Duygularsa pek başlarına buyruk. Anlatırken biri 'şöyle oldu, böyle bitti', ortaya çıkıyorlar neye uğradığını anlayamadan. Benim bile değillerken üstelik, dalıveriyorlar geçmişin odalarına. Hey anılar, sizden bahsediyorlar, çıksanıza. Çıkmayın. Saçmalamayın. Lavanta gibi iliştirip şarkıları yakanıza, katlamadım mı ben sizi tek tek? Ayak altında ziyan olmayın diye katlayıp da kaldırmadım mı özenerek? Şimdi bir deli bozuk vaveyla kopardı diye, etmeyin. Sokaklardan toplatmayın bana kendinizi. Ne size katacak o kadar şarkım var artık, ne de hepinizi en baştan katlayacak takatim. Hadi kalkın da yerinize yatın, üşüyeceksiniz.
14 Ekim 2014 Salı
30 Ağustos 2014 Cumartesi
ölümünden değdim yaşamına
Benden iki yıl sonra doğmuş, beş gün önce öldü. Ömrünün şahit olduğum tek yeri ölümüydü. Bir filmi geri sarar gibi dönüp ondan kalanlara baktım. Gördüğü mekanları çalakalem çizmeyi, yanlarına notlar düşmeyi, Nazım Hikmet'i kendi sesinden dinlemeyi severmiş. Karalamaktan, satır kaydırmaktan, okunaksızlıktan korkmazmış. Nevruzu, Londra'yı, sokakları, denizi, göğü, kuzey ormanlarını, geçmişi, reddetmeyi ve hatırlamayı bilirmiş. Kitap okurken bazı satırların altını, bazı satırların üstünü çizermiş. Hatıralarını fotoğraf, resim ve kelimelerle saklarmış. Adı kısa, soyadı birleşik, gözleri kadraj, kelimeleri gelişigüzelmiş. Sarı çocuk saçları varmış, henüz ölmeye niyeti yokmuş. Adada yaşama hayali kurarmış, bir anakaranın tam ortasına gömülmüş.
9 Ağustos 2014 Cumartesi
Eski Çamlar ve Bulutlar
On üç - on beş yaşlarındayken söz vermiştim kendime, gün batımlarını kaçırmayacaktım. "Günün en güzel saatleri bunlar Lavinia, yanımda kal" derdi Özdemir Asaf, ben düşünürdüm günün en güzel saatleri...hangileri? Ve karar vermiştim bir akşamüstü, günün güzelliği batışındaydı. Eteklerini toplamış koşar adım inerken gecenin merdivenlerinden, üzerimize serdiği telaşsız tenhalıktaydı. Benim güzelliğim de toyluğumdaydı demek... İnsanın kendisine verdiği sözlerle sınandığını bilmiyordum. Bir yolun başında durup sonuna türkü yakılmayacağını... Asıl hesaplaşmanın, kapıyı dünyanın üstüne kapatıp kendinle kaldığında başladığını... Her hesabın altında öyle kolay kalkılamadığını... Ve kendinle halleşmeden, bir zıkkım yapamayacağını...bilmiyordum.

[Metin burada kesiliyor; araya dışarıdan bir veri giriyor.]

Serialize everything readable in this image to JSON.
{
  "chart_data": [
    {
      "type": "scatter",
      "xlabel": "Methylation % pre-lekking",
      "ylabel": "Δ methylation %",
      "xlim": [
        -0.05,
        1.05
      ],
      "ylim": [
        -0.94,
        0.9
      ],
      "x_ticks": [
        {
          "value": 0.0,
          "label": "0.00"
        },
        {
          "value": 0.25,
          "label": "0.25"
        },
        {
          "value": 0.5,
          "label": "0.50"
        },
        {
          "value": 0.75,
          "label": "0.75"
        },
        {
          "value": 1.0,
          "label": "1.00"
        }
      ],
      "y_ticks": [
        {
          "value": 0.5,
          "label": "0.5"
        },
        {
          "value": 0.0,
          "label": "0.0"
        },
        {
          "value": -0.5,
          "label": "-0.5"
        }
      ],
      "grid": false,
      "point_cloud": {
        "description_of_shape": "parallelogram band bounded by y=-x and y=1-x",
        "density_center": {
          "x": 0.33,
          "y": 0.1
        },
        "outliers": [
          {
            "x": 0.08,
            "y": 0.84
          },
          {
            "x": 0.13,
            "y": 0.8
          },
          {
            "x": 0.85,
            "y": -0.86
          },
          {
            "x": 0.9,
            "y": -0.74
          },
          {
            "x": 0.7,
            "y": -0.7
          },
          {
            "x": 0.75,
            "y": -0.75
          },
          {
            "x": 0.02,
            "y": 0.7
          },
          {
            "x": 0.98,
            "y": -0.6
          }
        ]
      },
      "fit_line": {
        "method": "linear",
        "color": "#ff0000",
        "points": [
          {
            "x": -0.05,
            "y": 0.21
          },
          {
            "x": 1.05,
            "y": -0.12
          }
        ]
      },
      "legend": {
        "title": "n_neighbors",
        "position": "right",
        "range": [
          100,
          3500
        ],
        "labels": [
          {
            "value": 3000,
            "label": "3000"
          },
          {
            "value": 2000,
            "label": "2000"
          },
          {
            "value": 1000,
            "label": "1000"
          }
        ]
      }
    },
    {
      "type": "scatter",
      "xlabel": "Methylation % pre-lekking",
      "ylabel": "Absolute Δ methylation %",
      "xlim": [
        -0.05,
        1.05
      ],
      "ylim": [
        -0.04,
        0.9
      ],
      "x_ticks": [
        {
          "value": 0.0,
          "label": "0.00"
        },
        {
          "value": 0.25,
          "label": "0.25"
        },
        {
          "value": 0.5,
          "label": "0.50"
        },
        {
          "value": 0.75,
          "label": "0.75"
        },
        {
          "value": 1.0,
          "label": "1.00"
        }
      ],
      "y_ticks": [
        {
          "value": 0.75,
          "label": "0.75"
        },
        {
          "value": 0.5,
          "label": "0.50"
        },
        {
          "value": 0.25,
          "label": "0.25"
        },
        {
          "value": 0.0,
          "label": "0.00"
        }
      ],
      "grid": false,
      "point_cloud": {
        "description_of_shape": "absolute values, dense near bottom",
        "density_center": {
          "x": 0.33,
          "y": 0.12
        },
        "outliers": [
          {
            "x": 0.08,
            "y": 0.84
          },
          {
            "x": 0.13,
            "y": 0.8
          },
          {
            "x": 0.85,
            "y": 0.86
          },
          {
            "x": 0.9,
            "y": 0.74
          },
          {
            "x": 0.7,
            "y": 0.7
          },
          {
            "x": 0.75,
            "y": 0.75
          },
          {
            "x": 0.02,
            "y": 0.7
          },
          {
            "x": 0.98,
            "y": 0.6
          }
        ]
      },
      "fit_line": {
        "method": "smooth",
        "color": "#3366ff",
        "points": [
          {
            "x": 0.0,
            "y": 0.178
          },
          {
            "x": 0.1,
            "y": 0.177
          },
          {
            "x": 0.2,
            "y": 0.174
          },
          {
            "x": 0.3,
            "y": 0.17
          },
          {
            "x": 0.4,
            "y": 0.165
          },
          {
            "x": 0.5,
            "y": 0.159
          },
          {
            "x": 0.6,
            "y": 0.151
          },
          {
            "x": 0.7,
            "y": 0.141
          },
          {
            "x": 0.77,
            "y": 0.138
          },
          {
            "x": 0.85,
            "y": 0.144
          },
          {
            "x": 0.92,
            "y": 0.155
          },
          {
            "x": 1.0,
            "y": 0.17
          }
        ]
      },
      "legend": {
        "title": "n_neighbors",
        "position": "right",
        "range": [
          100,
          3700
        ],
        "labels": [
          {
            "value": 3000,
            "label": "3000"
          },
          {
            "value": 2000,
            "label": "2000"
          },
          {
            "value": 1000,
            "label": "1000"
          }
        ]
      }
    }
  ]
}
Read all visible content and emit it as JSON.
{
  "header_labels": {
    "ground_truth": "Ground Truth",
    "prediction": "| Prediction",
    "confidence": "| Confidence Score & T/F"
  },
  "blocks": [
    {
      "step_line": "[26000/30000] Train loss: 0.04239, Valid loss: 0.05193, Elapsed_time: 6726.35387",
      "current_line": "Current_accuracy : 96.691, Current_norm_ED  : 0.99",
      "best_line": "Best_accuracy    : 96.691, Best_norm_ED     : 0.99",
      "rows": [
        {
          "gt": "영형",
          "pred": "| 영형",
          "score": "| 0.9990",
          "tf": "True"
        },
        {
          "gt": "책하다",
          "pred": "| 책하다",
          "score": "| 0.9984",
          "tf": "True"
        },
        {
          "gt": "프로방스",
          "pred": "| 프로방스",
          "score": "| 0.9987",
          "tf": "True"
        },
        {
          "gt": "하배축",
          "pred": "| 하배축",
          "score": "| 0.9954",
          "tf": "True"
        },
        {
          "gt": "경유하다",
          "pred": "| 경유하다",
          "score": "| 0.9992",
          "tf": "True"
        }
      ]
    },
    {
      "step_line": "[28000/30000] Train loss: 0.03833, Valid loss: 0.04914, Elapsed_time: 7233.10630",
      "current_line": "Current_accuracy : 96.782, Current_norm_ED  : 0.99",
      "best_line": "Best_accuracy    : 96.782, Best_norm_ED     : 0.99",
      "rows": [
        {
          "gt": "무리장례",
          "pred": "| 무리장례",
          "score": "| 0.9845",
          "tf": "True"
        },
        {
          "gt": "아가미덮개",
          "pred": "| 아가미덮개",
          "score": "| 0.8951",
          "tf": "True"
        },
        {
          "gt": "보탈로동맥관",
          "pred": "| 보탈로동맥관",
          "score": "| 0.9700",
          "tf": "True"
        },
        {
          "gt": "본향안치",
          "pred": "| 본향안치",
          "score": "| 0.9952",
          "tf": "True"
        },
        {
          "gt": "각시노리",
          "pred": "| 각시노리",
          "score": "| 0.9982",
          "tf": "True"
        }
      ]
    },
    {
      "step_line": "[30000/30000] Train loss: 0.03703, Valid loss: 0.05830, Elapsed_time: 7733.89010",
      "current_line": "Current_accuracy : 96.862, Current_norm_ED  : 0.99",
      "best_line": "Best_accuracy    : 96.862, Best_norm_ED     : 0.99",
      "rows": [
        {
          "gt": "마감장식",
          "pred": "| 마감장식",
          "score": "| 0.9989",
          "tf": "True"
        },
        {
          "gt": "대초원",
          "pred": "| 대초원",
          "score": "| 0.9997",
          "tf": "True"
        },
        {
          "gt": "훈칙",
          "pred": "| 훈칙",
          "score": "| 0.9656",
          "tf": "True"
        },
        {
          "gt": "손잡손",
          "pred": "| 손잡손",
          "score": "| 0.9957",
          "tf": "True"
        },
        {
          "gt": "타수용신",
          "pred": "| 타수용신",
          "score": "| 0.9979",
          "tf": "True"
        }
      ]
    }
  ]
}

Gün hala güzel batıyor, ben hala hayran kalıyorum. Ne zaman aklıma gelse başımı göğe kaldırmak, hiç pişman olmuyorum. Rüzgarlı şehrimin bulutlarını çok seyrettim çimenlere serip kendimi, ellerim başımın altında... Gün doğarken, tam batmak üzereyken, güneş en tepedeyken. Mavi, beyaz, mor. Ara sıra pembe. Şanslıysam gri. Bir de yağmur döktü mü, sefa...
Diyeceğim o ki...diyemeceğimin üstüne bulutları bastım bugün. Bir gün beraber gün batımı seyredelim.
24 Haziran 2014 Salı
daha neler neler var
Aynı şarkıyı döne döne dinlemek var.
Ne çok istediğini kaybedince anlamak var.
Umut etmek, hayal kurmak, hayal kırıklığına uğramak var.
Sağına denizi, soluna muhabbeti almak; çayın demini denizle açmak var.
Dünden bugünden, yarından; yirmi yıl önceden ve yirmi yol sonradan bahsetmek var.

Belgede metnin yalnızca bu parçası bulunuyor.